Capítulo 16 Julieta caminaba detrás de Jairo.
Él era consciente de su propia identidad, pero, a diferencia de Tomás, no mostraba un desprecio evidente.
En realidad, era un hombre con modales y buena educación.
Al salir del elevador, el celular vibró.
Era una llamada de Rafael.
Julieta contestó:
—Acabo de salir del elevador.
Colgó.
Cuando llegó a la salida, Jairo ya se había alejado.
Allí vio a Rafael.
Rafael se acercó y la sostuvo del brazo.
Al salir del edificio, su carro estaba estacionado afuera.
Rafael tomó la maleta de Julieta y la colocó en su propio vehículo; luego condujo para llevarla de regreso a casa.
Cuando llegaron, ya eran las doce y media de la noche.
Julieta se aseó de forma sencilla y se acostó a descansar.
Durante los tres días siguientes, Julieta se quedó viviendo en casa.
Nadie se comunicó con ella desde la villa; al fin y al cabo, daba igual dónde viviera, a nadie parecía importarle.
En esos días, el traspaso de trabajo avanzó sin problemas.
Jimena se levantaba temprano cada mañana para prepararle comidas nutritivas.
El semblante y el estado de Julieta mejoraron notablemente.
Las heridas causadas por Celeste y Héctor fueron sanando poco a poco gracias a la compañía de su familia.
El sábado, Jimena acompañó a Julieta a un centro de yoga.
Era uno que Julieta había seleccionado en internet.
Aunque el costo era elevado, los instructores contaban con credenciales sólidas y experiencia profesional especializada para mujeres embarazadas.
Después de informarse, Julieta quedó muy satisfecha.
Sin embargo, el precio era realmente alto: una sola clase comenzaba en 800 dólares, y los profesores de mayor nivel cobraban aún más.
Según explicó el personal, las alumnas habituales eran esposas de familias adineradas y jóvenes herederas.
Julieta había estudiado danza desde pequeña, por lo que su flexibilidad no era mala.
Después de dos horas de clase, Julieta estaba empapada en sudor.
No sabía si era solo una sensación, pero sentía el cuerpo mucho más ligero y la mente despejada.
Se duchó y se cambió de ropa antes de salir.
Entonces oyó una voz conocida.
—Adriana de verdad no deja a nadie con oportunidad.
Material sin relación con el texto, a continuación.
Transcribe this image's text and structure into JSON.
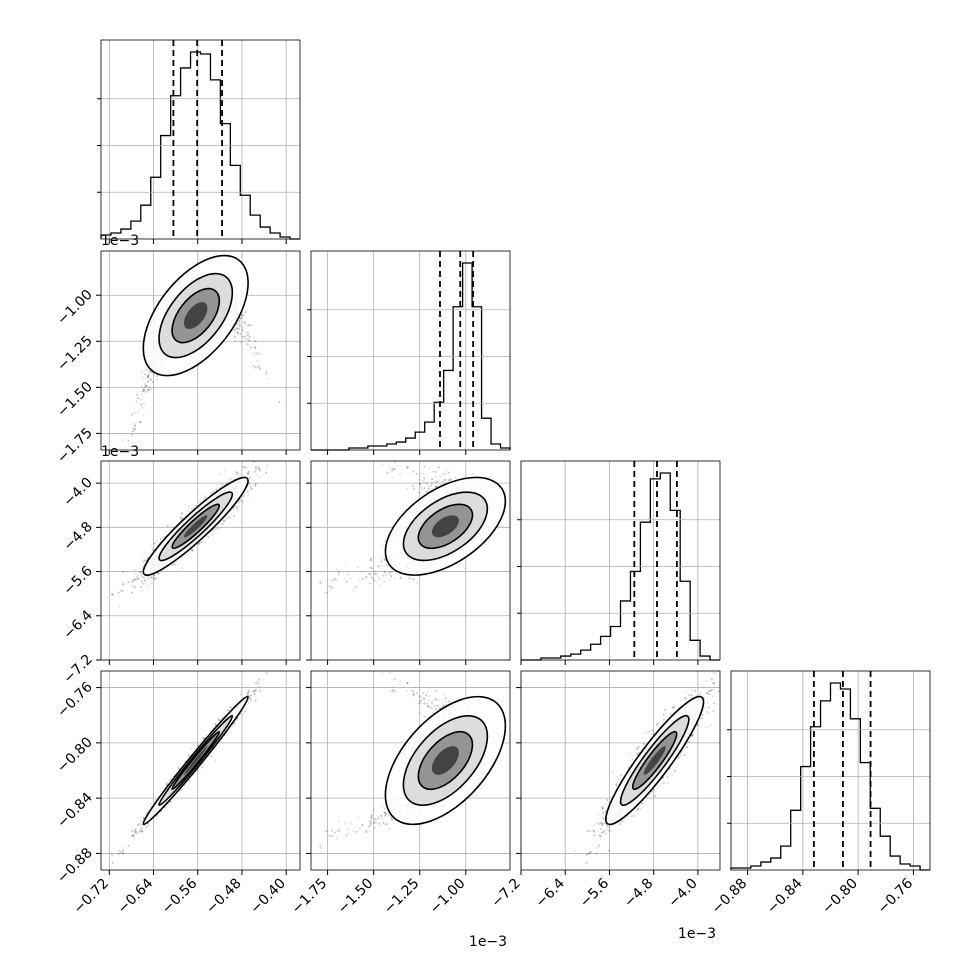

Con ese cuerpo y, encima, tan disciplinada... no es raro que Héctor haya caído rendido. Con esas curvas, seguro lo tiene embobado todas las noches.
—¿Qué estás diciendo? Cuida un poco lo que dices, todavía hay gente alrededor.
—Mira cómo te pusiste roja, parece que acerté.
¿Héctor es tan fuerte en ese aspecto? ¿Cuántas veces por noche?
—¿Todavía lo preguntas? Seguro que al menos siete veces en una sola noche.
—Ay, ya, no digan esas cosas...
Entre risas, varias mujeres entraron al vestuario.
Justo en ese momento, se encontraron de frente con Julieta, que estaba a punto de salir.